Model Problems: Linear layers?

bruhnugget-nice · December 29, 2024, 7:54pm

Alright, so I have this hypothetical model that takes in 2 inputs called it and vim, which are models that both output a tensor from range [[0]] or [[1]]. When I try training this though, there is an error:

  warnings.warn(
---------------------------------------------------------------------------
RuntimeError                              Traceback (most recent call last)
<ipython-input-104-f92cb761d1cf> in <cell line: 1>()
----> 1 train_combined(done_pneumnist, train_pneumnist, loss_fn, optimizer_done)

12 frames
/usr/local/lib/python3.10/dist-packages/torch/nn/modules/linear.py in forward(self, input)
    123 
    124     def forward(self, input: Tensor) -> Tensor:
--> 125         return F.linear(input, self.weight, self.bias)
    126 
    127     def extra_repr(self) -> str:

RuntimeError: mat1 and mat2 shapes cannot be multiplied (1x64 and 2x224)

import torch.nn.functional as F


# Create the combination of ViMamba and the ViT
class CombinedViTM(nn.Module):
  def __init__(self, vit, vim):
    super(CombinedViTM, self).__init__()

    # Convolutional layers for efficient feature extraction.
    self.conv1 = nn.Conv2d(3, 16, 3, padding = 1)
    self.conv2 = nn.Conv2d(16, 16, 3, padding = 1)
    self.conv3 = nn.Conv2d(16, 32, 3, padding = 1)
    self.conv4 = nn.Conv2d(32, 3, 3, padding = 1)

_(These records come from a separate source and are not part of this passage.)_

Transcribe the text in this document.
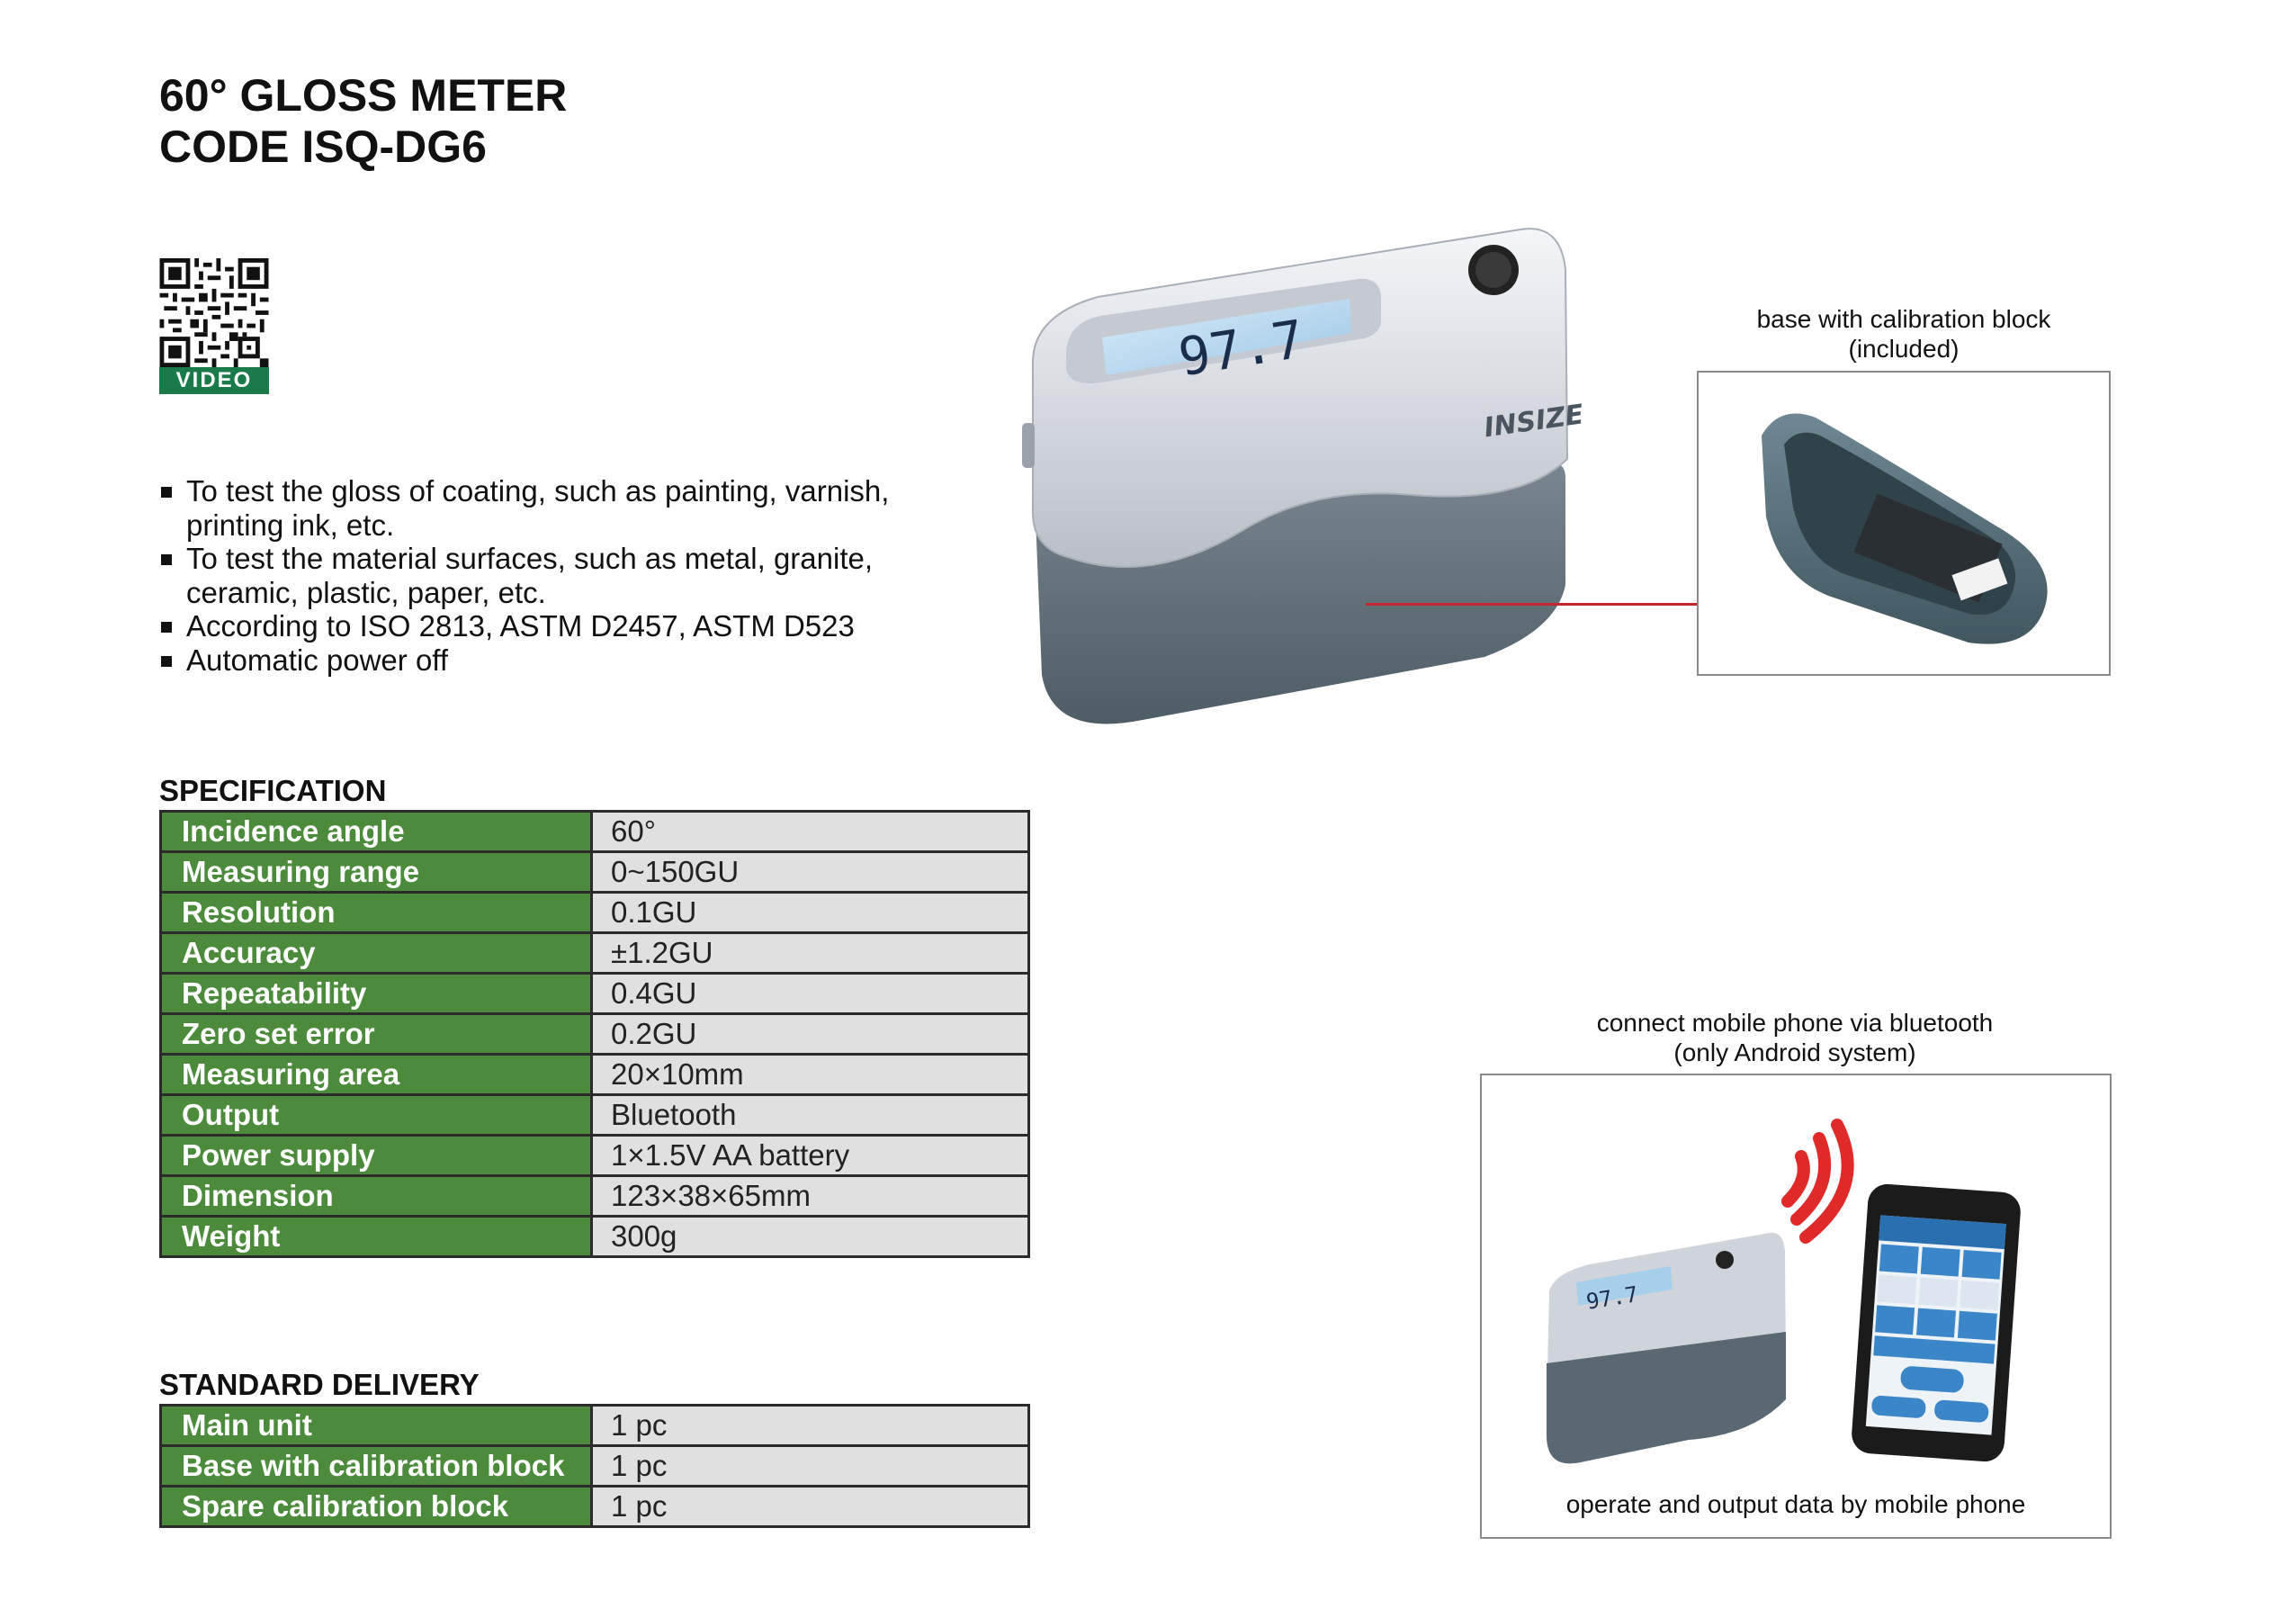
60° GLOSS METER
CODE ISQ-DG6
VIDEO
To test the gloss of coating, such as painting, varnish, printing ink, etc.
To test the material surfaces, such as metal, granite, ceramic, plastic, paper, etc.
According to ISO 2813, ASTM D2457, ASTM D523
Automatic power off
97.7
INSIZE
base with calibration block
(included)
connect mobile phone via bluetooth
(only Android system)
97.7
operate and output data by mobile phone
SPECIFICATION
Incidence angle	60°
Measuring range	0~150GU
Resolution	0.1GU
Accuracy	±1.2GU
Repeatability	0.4GU
Zero set error	0.2GU
Measuring area	20×10mm
Output	Bluetooth
Power supply	1×1.5V AA battery
Dimension	123×38×65mm
Weight	300g
STANDARD DELIVERY
Main unit	1 pc
Base with calibration block	1 pc
Spare calibration block	1 pc
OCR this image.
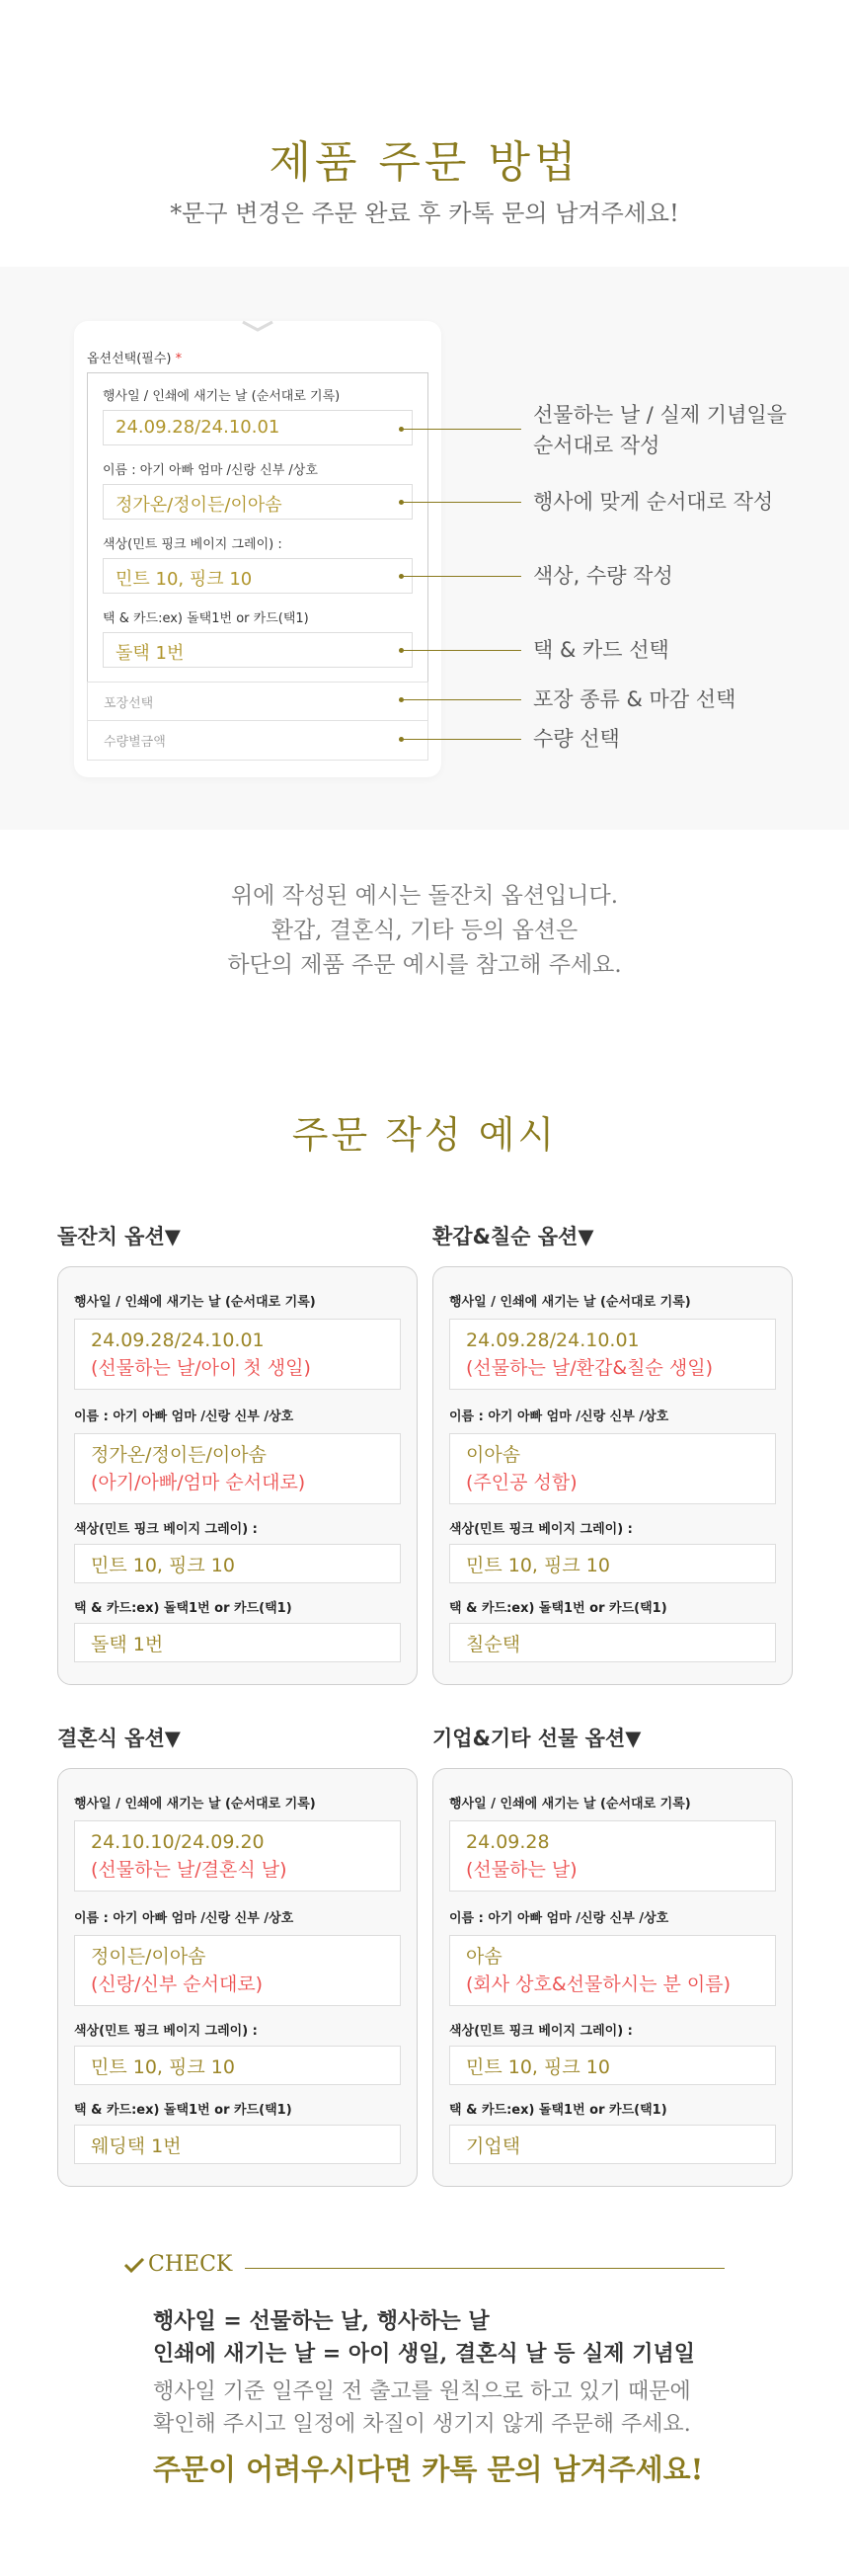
제품 주문 방법
*문구 변경은 주문 완료 후 카톡 문의 남겨주세요!
옵션선택(필수) *
행사일 / 인쇄에 새기는 날 (순서대로 기록)
24.09.28/24.10.01
이름 : 아기 아빠 엄마 /신랑 신부 /상호
정가온/정이든/이아솜
색상(민트 핑크 베이지 그레이) :
민트 10, 핑크 10
택 & 카드:ex) 돌택1번 or 카드(택1)
돌택 1번
포장선택
수량별금액
선물하는 날 / 실제 기념일을
순서대로 작성
행사에 맞게 순서대로 작성
색상, 수량 작성
택 & 카드 선택
포장 종류 & 마감 선택
수량 선택
위에 작성된 예시는 돌잔치 옵션입니다.
환갑, 결혼식, 기타 등의 옵션은
하단의 제품 주문 예시를 참고해 주세요.
주문 작성 예시
돌잔치 옵션▼
행사일 / 인쇄에 새기는 날 (순서대로 기록)
24.09.28/24.10.01
(선물하는 날/아이 첫 생일)
이름 : 아기 아빠 엄마 /신랑 신부 /상호
정가온/정이든/이아솜
(아기/아빠/엄마 순서대로)
색상(민트 핑크 베이지 그레이) :
민트 10, 핑크 10
택 & 카드:ex) 돌택1번 or 카드(택1)
돌택 1번
환갑&칠순 옵션▼
행사일 / 인쇄에 새기는 날 (순서대로 기록)
24.09.28/24.10.01
(선물하는 날/환갑&칠순 생일)
이름 : 아기 아빠 엄마 /신랑 신부 /상호
이아솜
(주인공 성함)
색상(민트 핑크 베이지 그레이) :
민트 10, 핑크 10
택 & 카드:ex) 돌택1번 or 카드(택1)
칠순택
결혼식 옵션▼
행사일 / 인쇄에 새기는 날 (순서대로 기록)
24.10.10/24.09.20
(선물하는 날/결혼식 날)
이름 : 아기 아빠 엄마 /신랑 신부 /상호
정이든/이아솜
(신랑/신부 순서대로)
색상(민트 핑크 베이지 그레이) :
민트 10, 핑크 10
택 & 카드:ex) 돌택1번 or 카드(택1)
웨딩택 1번
기업&기타 선물 옵션▼
행사일 / 인쇄에 새기는 날 (순서대로 기록)
24.09.28
(선물하는 날)
이름 : 아기 아빠 엄마 /신랑 신부 /상호
아솜
(회사 상호&선물하시는 분 이름)
색상(민트 핑크 베이지 그레이) :
민트 10, 핑크 10
택 & 카드:ex) 돌택1번 or 카드(택1)
기업택
CHECK
행사일 = 선물하는 날, 행사하는 날
인쇄에 새기는 날 = 아이 생일, 결혼식 날 등 실제 기념일
행사일 기준 일주일 전 출고를 원칙으로 하고 있기 때문에
확인해 주시고 일정에 차질이 생기지 않게 주문해 주세요.
주문이 어려우시다면 카톡 문의 남겨주세요!
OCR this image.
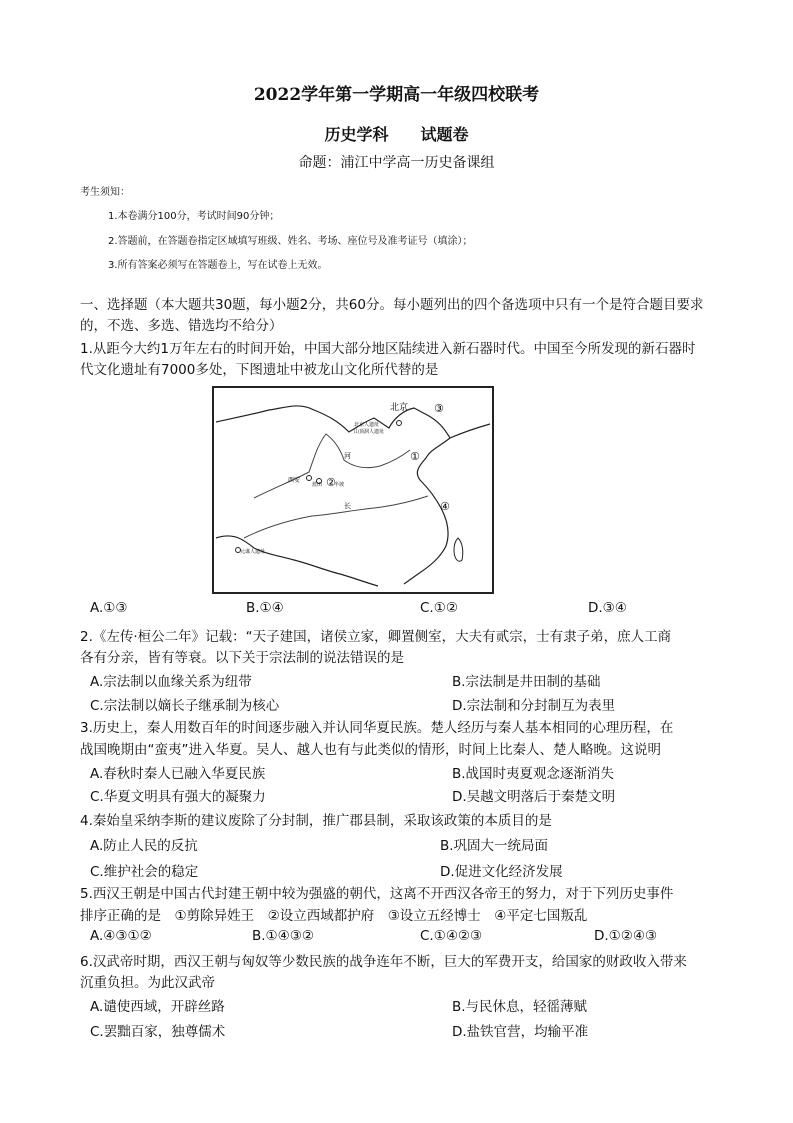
2022学年第一学期高一年级四校联考
历史学科　　试题卷
命题：浦江中学高一历史备课组
考生须知：
1.本卷满分100分，考试时间90分钟；
2.答题前，在答题卷指定区域填写班级、姓名、考场、座位号及准考证号（填涂）；
3.所有答案必须写在答题卷上，写在试卷上无效。
一、选择题（本大题共30题，每小题2分，共60分。每小题列出的四个备选项中只有一个是符合题目要求
的，不选、多选、错选均不给分）
1.从距今大约1万年左右的时间开始，中国大部分地区陆续进入新石器时代。中国至今所发现的新石器时
代文化遗址有7000多处，下图遗址中被龙山文化所代替的是
北京
北京人遗址
山顶洞人遗址
西安
蓝田 半坡
元谋人遗址
河
长
①
②
③
④
A.①③	B.①④	C.①②	D.③④
2.《左传·桓公二年》记载：“天子建国，诸侯立家，卿置侧室，大夫有贰宗，士有隶子弟，庶人工商
各有分亲，皆有等衰。以下关于宗法制的说法错误的是
A.宗法制以血缘关系为纽带	B.宗法制是井田制的基础
C.宗法制以嫡长子继承制为核心	D.宗法制和分封制互为表里
3.历史上，秦人用数百年的时间逐步融入并认同华夏民族。楚人经历与秦人基本相同的心理历程，在
战国晚期由“蛮夷”进入华夏。吴人、越人也有与此类似的情形，时间上比秦人、楚人略晚。这说明
A.春秋时秦人已融入华夏民族	B.战国时夷夏观念逐渐消失
C.华夏文明具有强大的凝聚力	D.吴越文明落后于秦楚文明
4.秦始皇采纳李斯的建议废除了分封制，推广郡县制，采取该政策的本质目的是
A.防止人民的反抗	B.巩固大一统局面
C.维护社会的稳定	D.促进文化经济发展
5.西汉王朝是中国古代封建王朝中较为强盛的朝代，这离不开西汉各帝王的努力，对于下列历史事件
排序正确的是　①剪除异姓王　②设立西域都护府　③设立五经博士　④平定七国叛乱
A.④③①②	B.①④③②	C.①④②③	D.①②④③
6.汉武帝时期，西汉王朝与匈奴等少数民族的战争连年不断，巨大的军费开支，给国家的财政收入带来
沉重负担。为此汉武帝
A.谴使西域，开辟丝路	B.与民休息，轻徭薄赋
C.罢黜百家，独尊儒术	D.盐铁官营，均输平准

    # Establish our ViMamba and ViT INSIDE the combined model
    self.vit=vit
    self.vim=vim

    self.hidden_layers=[]
    for i in range(16):
      self.hidden_layers.append(nn.Linear(2, 224))
      self.hidden_layers.append(nn.GELU())
      self.hidden_layers.append(nn.Linear(224, 64))
      self.hidden_layers.append(nn.GELU())
      self.hidden_layers.append(nn.Linear(64, 16))
      self.hidden_layers.append(nn.GELU())
      self.hidden_layers.append(nn.Linear(16, 4))
      self.hidden_layers.append(nn.GELU())
      self.hidden_layers.append(nn.Linear(4, 2))
      self.hidden_layers.append(nn.GELU())
    # Create our MLP Head
    self.head=nn.Sequential(
        *self.hidden_layers,
        nn.Linear(2, 224),
        nn.ReLU(),
        nn.Linear(224, 64),
        nn.ReLU(),
        nn.Linear(64, 16),
        nn.ReLU(),
        nn.Linear(16, 2),
        nn.ReLU(),
        nn.Linear(2,1),
        nn.Sigmoid(),
    )


  def forward(self, x):
    # Run the input through the convolutional layers.
    x=self.conv1(x)
    x=F.relu(x)
    x=self.conv2(x)
    x=F.relu(x)
    x=self.conv3(x)
    x=F.relu(x)
    x=self.conv4(x)
    x=F.relu(x)

    # Process the results from both the ViMamba and the ViT
    vit_result=self.vit(x)
    vim_result=self.vim(x)

    # Add both inputs (one may correct the other)
    new_result=torch.flatten(torch.cat((vit_result, vim_result), dim=0))

    # Process through the MLP head
    result=self.head(new_result)

    return result

What is the problem?

soulitzer · December 29, 2024, 11:45pm

The linear layer is expecting the embedding dim of the input to be 2, but the first part of the model computed a tensor with embedding dim of 64.
Without knowing any extra context on the specifics of the model, updating the nn.Linear(2, 224) to nn.Linear(64, 224) should fix this.

QLYYLQ · December 30, 2024, 5:30am

You can see the document: Linear — PyTorch 2.5 documentation, i guess you want to fuse the vit and vmamba’s results. The new result maybe have the shape: [Batch,2,H,W], you should transfom it into [batch,h,w,2] for self.head() before nn.Linear().

bruhnugget-nice · December 30, 2024, 3:22pm

This should fix the issue, I’ll try it out